Pipeline.prior_prior = torch.compile(pipeline.prior_prior , mode=“Reducing overhead”full graph =truth) pipeline.decoder = torch.compile(pipeline.decoder, mode=“Reducing overhead”full graph =truth)
Note that during model compilation, the first inference step takes a long time (up to 2 minutes). You can then perform inference as usual.
image = pipeline(caption, height =1024width=1536prior_timesteps=DEFAULT_STAGE_C_TIMESTEPS, prior_guidance_scale=4.0number of images per prompt =4).image
And the good news is that this compilation is a one-time run. You can then experience consistently fast inference at the same image resolution. The initial investment in compilation is quickly offset by subsequent speed benefits. If you want to learn more about torch.compile and its nuances, check out the official documentation.

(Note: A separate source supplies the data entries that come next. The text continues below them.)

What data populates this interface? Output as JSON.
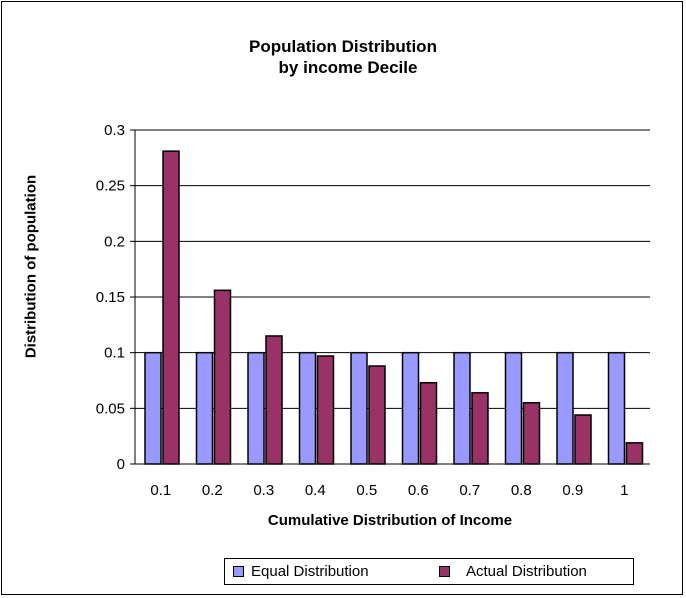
{
  "chart_data": {
    "type": "bar",
    "title": [
      "Population Distribution",
      "by income Decile"
    ],
    "xlabel": "Cumulative Distribution of Income",
    "ylabel": "Distribution of population",
    "categories": [
      "0.1",
      "0.2",
      "0.3",
      "0.4",
      "0.5",
      "0.6",
      "0.7",
      "0.8",
      "0.9",
      "1"
    ],
    "series": [
      {
        "name": "Equal Distribution",
        "color": "#9999ff",
        "values": [
          0.1,
          0.1,
          0.1,
          0.1,
          0.1,
          0.1,
          0.1,
          0.1,
          0.1,
          0.1
        ]
      },
      {
        "name": "Actual Distribution",
        "color": "#993366",
        "values": [
          0.281,
          0.156,
          0.115,
          0.097,
          0.088,
          0.073,
          0.064,
          0.055,
          0.044,
          0.019
        ]
      }
    ],
    "ylim": [
      0,
      0.3
    ],
    "yticks": [
      "0",
      "0.05",
      "0.1",
      "0.15",
      "0.2",
      "0.25",
      "0.3"
    ],
    "grid": "horizontal",
    "legend_position": "bottom"
  }
}
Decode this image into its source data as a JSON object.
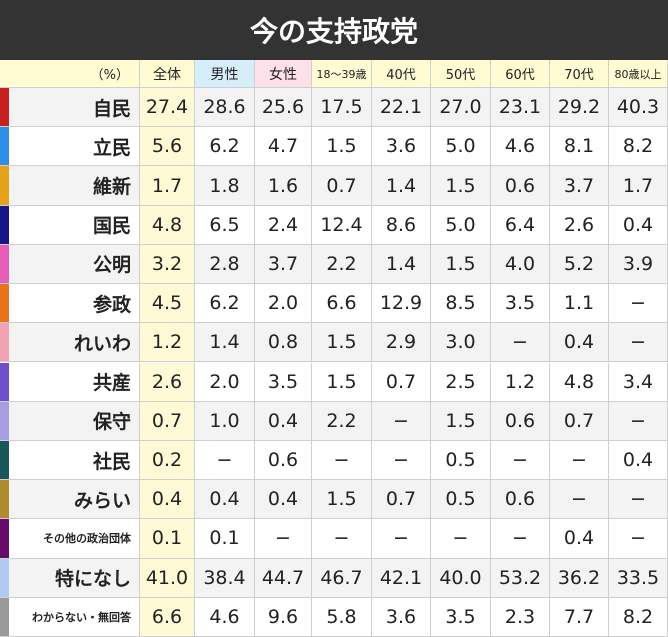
{
  "title": "今の支持政党",
  "table": {
    "header": [
      "（%）",
      "全体",
      "男性",
      "女性",
      "18〜39歳",
      "40代",
      "50代",
      "60代",
      "70代",
      "80歳以上"
    ],
    "header_colors": [
      "#fffbd3",
      "#fffbd3",
      "#d6eefa",
      "#fde0ea",
      "#fffbd3",
      "#fffbd3",
      "#fffbd3",
      "#fffbd3",
      "#fffbd3",
      "#fffbd3"
    ],
    "rows": [
      {
        "party": "自民",
        "color": "#c8201f",
        "values": [
          "27.4",
          "28.6",
          "25.6",
          "17.5",
          "22.1",
          "27.0",
          "23.1",
          "29.2",
          "40.3"
        ]
      },
      {
        "party": "立民",
        "color": "#2f8ee8",
        "values": [
          "5.6",
          "6.2",
          "4.7",
          "1.5",
          "3.6",
          "5.0",
          "4.6",
          "8.1",
          "8.2"
        ]
      },
      {
        "party": "維新",
        "color": "#e3a21a",
        "values": [
          "1.7",
          "1.8",
          "1.6",
          "0.7",
          "1.4",
          "1.5",
          "0.6",
          "3.7",
          "1.7"
        ]
      },
      {
        "party": "国民",
        "color": "#16168a",
        "values": [
          "4.8",
          "6.5",
          "2.4",
          "12.4",
          "8.6",
          "5.0",
          "6.4",
          "2.6",
          "0.4"
        ]
      },
      {
        "party": "公明",
        "color": "#e75cb6",
        "values": [
          "3.2",
          "2.8",
          "3.7",
          "2.2",
          "1.4",
          "1.5",
          "4.0",
          "5.2",
          "3.9"
        ]
      },
      {
        "party": "参政",
        "color": "#e8731a",
        "values": [
          "4.5",
          "6.2",
          "2.0",
          "6.6",
          "12.9",
          "8.5",
          "3.5",
          "1.1",
          "−"
        ]
      },
      {
        "party": "れいわ",
        "color": "#f2a3b3",
        "values": [
          "1.2",
          "1.4",
          "0.8",
          "1.5",
          "2.9",
          "3.0",
          "−",
          "0.4",
          "−"
        ]
      },
      {
        "party": "共産",
        "color": "#6e4fcb",
        "values": [
          "2.6",
          "2.0",
          "3.5",
          "1.5",
          "0.7",
          "2.5",
          "1.2",
          "4.8",
          "3.4"
        ]
      },
      {
        "party": "保守",
        "color": "#a79de3",
        "values": [
          "0.7",
          "1.0",
          "0.4",
          "2.2",
          "−",
          "1.5",
          "0.6",
          "0.7",
          "−"
        ]
      },
      {
        "party": "社民",
        "color": "#17575a",
        "values": [
          "0.2",
          "−",
          "0.6",
          "−",
          "−",
          "0.5",
          "−",
          "−",
          "0.4"
        ]
      },
      {
        "party": "みらい",
        "color": "#b08a30",
        "values": [
          "0.4",
          "0.4",
          "0.4",
          "1.5",
          "0.7",
          "0.5",
          "0.6",
          "−",
          "−"
        ]
      },
      {
        "party": "その他の政治団体",
        "color": "#680a6a",
        "values": [
          "0.1",
          "0.1",
          "−",
          "−",
          "−",
          "−",
          "−",
          "0.4",
          "−"
        ]
      },
      {
        "party": "特になし",
        "color": "#b3caf0",
        "values": [
          "41.0",
          "38.4",
          "44.7",
          "46.7",
          "42.1",
          "40.0",
          "53.2",
          "36.2",
          "33.5"
        ]
      },
      {
        "party": "わからない・無回答",
        "color": "#999999",
        "values": [
          "6.6",
          "4.6",
          "9.6",
          "5.8",
          "3.6",
          "3.5",
          "2.3",
          "7.7",
          "8.2"
        ]
      }
    ]
  }
}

How was the model trained?
The ability to train this model was only possible through the computing resources provided by Stability AI. We would like to give a special thanks to Stability for giving us the opportunity to make this type of research available to even more people.
resource
For more information about this model, please refer to the official diffuser documentation. All checkpoints are located at the hub. You can try the demo here. If you’d like to discuss upcoming projects or contribute your own ideas, please join us on Discord. Training code and more can be found in the official GitHub repository.